Uit het vorenstaande moge dus blijken, dat wanneer al de uitkomst in de eerste jaren niet zoo gunstig mocht zijn als uit de vrij nauwkeurige berekeningen is af te leiden, de onderneming voor de aandeelhouders eene vrij soliede geldbelegging zal blijken te zijn, en voor de streek een aangenaam en vlug verkeersmiddel, welk voorzeker een krachtige stoot zal geven aan de ontwikkeling van het buurt- en vreemdelingenverkeer en handel en nijverheid zal doen toenemen.
De naam zal zijn: Geldersch-Westfaalsche Stoomtram weg-Maatschappij.
Na eenig gepraat onder elkaar worden enkele op de verschillende tafeltjes gelegde lijsten ter hand genomen en ingevuld, doch het verzoek wordt gedaan om de lijst, waar de leden van het comité op geteekend hebben, te mogen zien en daarop worden nu door een aantal personen hunne handteekening met het te nemen aantal aandeelen geplaatst.
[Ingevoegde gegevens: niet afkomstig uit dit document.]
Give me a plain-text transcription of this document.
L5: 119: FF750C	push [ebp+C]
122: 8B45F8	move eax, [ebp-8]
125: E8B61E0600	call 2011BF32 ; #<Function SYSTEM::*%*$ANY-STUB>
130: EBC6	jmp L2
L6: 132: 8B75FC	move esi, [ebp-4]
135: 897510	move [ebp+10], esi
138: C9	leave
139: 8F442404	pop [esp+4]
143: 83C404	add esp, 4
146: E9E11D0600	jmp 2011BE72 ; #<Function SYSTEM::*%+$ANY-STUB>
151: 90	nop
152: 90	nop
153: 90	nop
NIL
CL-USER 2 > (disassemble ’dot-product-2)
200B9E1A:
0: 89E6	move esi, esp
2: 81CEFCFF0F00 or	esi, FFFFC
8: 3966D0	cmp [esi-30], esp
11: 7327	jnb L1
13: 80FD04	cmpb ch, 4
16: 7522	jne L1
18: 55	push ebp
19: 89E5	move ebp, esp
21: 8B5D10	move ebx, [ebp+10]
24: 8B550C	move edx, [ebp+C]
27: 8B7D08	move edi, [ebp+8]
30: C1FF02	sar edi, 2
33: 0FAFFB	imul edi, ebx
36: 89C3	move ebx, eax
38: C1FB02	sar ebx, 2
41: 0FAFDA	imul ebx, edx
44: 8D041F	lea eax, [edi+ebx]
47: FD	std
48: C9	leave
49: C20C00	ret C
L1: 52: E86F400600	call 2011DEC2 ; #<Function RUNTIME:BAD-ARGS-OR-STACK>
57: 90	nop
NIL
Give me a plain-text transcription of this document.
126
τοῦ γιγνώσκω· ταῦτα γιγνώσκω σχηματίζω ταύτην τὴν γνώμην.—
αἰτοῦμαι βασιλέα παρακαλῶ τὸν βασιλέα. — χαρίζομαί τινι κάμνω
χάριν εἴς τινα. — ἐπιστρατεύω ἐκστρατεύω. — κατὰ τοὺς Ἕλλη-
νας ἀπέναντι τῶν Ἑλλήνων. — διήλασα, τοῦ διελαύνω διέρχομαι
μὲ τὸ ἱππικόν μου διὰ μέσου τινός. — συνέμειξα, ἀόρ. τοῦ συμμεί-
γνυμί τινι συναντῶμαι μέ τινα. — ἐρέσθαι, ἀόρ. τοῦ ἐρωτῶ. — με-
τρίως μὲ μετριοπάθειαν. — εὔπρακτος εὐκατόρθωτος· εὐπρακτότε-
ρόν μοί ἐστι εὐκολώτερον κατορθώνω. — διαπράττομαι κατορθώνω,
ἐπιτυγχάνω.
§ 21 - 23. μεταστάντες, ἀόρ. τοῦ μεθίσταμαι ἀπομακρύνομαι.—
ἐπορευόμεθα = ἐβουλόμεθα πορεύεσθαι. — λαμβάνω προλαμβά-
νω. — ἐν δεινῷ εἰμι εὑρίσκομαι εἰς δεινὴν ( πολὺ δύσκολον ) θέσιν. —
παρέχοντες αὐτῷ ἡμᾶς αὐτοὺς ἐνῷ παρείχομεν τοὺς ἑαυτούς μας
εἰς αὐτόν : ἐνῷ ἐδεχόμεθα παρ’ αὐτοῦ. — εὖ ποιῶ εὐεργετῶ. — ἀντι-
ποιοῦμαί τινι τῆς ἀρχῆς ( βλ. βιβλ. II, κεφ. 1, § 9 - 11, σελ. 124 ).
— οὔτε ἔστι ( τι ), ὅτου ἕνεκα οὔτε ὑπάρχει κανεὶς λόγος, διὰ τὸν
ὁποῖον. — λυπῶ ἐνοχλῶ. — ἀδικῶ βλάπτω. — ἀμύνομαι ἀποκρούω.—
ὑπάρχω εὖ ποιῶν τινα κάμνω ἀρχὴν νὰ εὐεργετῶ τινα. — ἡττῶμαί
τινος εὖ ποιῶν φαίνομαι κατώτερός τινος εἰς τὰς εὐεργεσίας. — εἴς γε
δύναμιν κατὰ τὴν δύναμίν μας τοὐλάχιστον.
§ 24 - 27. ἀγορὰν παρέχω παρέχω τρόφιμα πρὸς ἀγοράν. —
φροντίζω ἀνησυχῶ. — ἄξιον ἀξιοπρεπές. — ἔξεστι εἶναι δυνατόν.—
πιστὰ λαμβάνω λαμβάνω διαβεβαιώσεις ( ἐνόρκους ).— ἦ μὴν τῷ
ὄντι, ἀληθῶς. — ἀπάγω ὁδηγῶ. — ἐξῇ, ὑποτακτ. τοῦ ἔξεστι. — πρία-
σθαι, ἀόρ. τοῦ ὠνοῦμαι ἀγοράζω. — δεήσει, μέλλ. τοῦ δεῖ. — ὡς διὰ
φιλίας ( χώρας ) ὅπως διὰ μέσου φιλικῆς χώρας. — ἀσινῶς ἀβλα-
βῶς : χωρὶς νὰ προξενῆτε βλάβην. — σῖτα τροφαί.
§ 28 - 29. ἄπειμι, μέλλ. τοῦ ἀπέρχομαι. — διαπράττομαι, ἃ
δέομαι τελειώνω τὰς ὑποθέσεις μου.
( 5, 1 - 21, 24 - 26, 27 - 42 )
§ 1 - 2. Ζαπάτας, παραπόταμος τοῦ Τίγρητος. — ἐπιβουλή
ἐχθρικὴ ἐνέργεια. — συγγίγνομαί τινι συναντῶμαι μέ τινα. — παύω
De lijst wordt op verzoek voorgelezen en toen bleek, dat voor een bedrag van ƒ 24.500 was geteekend.
Toen de leden van het comité op de vraag van den heer W.H. Lammers, verklaarden niet voornemens te zijn om met de lijsten bij de ingezetenen rond te gaan, teneinde nog meer aandeelen te plaatsen, meende deze dat er dan van de zaak niet veel terecht zou komen. Hij en een paar andere heeren verklaarden zich echter bereid lijsten mede te nemen om te beproeven het getal der geplaatste aandeelen nog te vergrooten, waarna de vergadering wordt gesloten.
N.B. De foto’s op deze pagina zijn toegevoegd ter illustratie en horen niet bij het oorspronkelijke artikel.